Salvation Road

“Sure.” The Armorer nodded. And he outlined his theory that perhaps a force outside the camp was responsible before explaining that he didn’t want his notion to get back to Baron Silas via Crow. “So I figure that our best shot is to hit the well and refinery tonight, see what happens. Besides, it’ll be good to recce it in the dark and get used to it.”

That was something with which they could all agree, and when Myall returned from patrol Ryan was able to agree on a patrol roster. They would take the first watch at the work site and would travel to it via a roundabout route through the camp.

“I STILL DON’T GET why we have to go this way,” Dean whispered as the procession of horses made its way through the Haigh section of the camp and cut across to go past the Mandrake section.

“Because, my dear boy, it is a show of strength, a display, if you will, of our presence,” Doc returned in a low voice. He was riding directly in front of Dean, with Mildred and J.B. at the rear behind the younger Cawdor, and Jak and Krysty in front of Doc, with Ryan in the lead.

“But they know we’re here, especially in this place,” Dean added, taking in the glares they were receiving from the men and women of Mandrake, accompanied by low muttering.

“Yes, but they also have to know that we are— right now—on our way out to the work site. Word will spread, and then we will see if they have the nerve to attack. Or, indeed, if it is anyone from here.”

“Guess you’re right,” Dean said uneasily, “but I can see us getting into a firefight here and leaving the work site unprotected.”

“A first-night risk,” Doc returned. “I suspect Ryan has weighed the odds.”

But what about the odds on stumbling onto an interville fight? The one-eyed man had expected an attack on themselves, but what happened next hadn’t occurred to him.

As they left the Mandrake sector and were about to cross into the Salvation sector, all hell broke loose.

At the crossroads that marked the clear delineation between the villes, a bunch of men were standing on the Salvation side. They were drunk on home brew, and Jak’s keen night vision could detect that their eyes, in the flickering lamplight of the camp, were dark with the effects of jolt. They watched the seven horses cross, and also the posse of Mandrake workers that had followed at a distance, a tactic that had failed to spook the companions or their mounts, but set up the Mandrake men for what followed.

“Hey, assholes,” yelled one of the Salvation men, “I hear your women got beaten by the new sec women.” When there was no answer from the sullen Mandrake men, he continued, “I guess the women could take you as well, right? You are a bunch of shit, right?”

As one, the companions stopped their horses, Ryan wheeling his around to face his people. He didn’t have to speak. One look at them told him that they could all sniff the danger in the air and the trouble that was about to break.

Behind them, the Mandrake men were muttering among themselves. They weren’t replying to the taunts of the Salvation drunk, but were obviously contemplating a response.

And in the middle were the seven horses and their riders, waiting for the storm to break. It didn’t take more than a second.

“Yeah, bunch of shit.” The Salvation man laughed, turning to his friends. It was as he turned away that the knife skimmed past his ear, nicking the skin enough for blood to flow like a stream down his neck, before embedding itself in the arm of a man behind him. Caught unawares, with the sharp blade embedding itself in the muscle and sinew of his biceps as he stood there, the shock and pain made the man scream in a frantic, high-pitched tone.

“Fireblast! Get them,” Ryan yelled, swinging himself off his mount.

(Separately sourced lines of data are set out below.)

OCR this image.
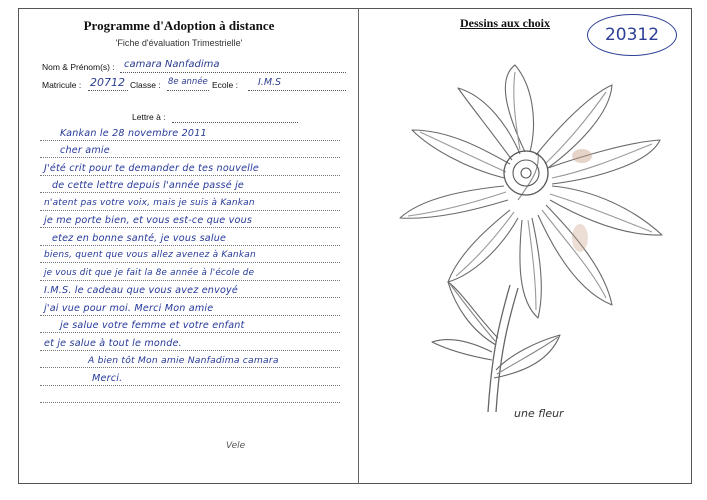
Programme d'Adoption à distance
'Fiche d'évaluation Trimestrielle'
Nom & Prénom(s) : camara Nanfadima
Matricule : 20712 Classe : 8e année Ecole : I.M.S
Lettre à :
Kankan le 28 novembre 2011
cher amie
J'été crit pour te demander de tes nouvelle
de cette lettre depuis l'année passé je
n'atent pas votre voix, mais je suis à Kankan
je me porte bien, et vous est-ce que vous
etez en bonne santé, je vous salue
biens, quent que vous allez avenez à Kankan
je vous dit que je fait la 8e année à l'école de
I.M.S. le cadeau que vous avez envoyé
j'ai vue pour moi. Merci Mon amie
je salue votre femme et votre enfant
et je salue à tout le monde.
A bien tôt Mon amie Nanfadima camara
Merci.
Vele
Dessins aux choix
20312
une fleur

With a chorus of yells and whoops, the Mandrake men charged across the space between themselves and the startled and temporarily wrong-footed Salvation men. In the middle were the companions, who were prepared to make this a fight without blasters unless necessary. Mildred, Krysty and Dean would have to fight unarmed, while Jak palmed a leaf-bladed knife into each hand. Doc’s silver lion’s-head stick revealed the blade of finely honed Toledo steel that was hidden within. J.B. and Ryan, at each end of the line, were prepared with their blades, J.B. his Tekna and Ryan his trusty panga. Each of the companions picked a direction in which to face the oncoming mob, knowing that the adjacent companion covered his or her back.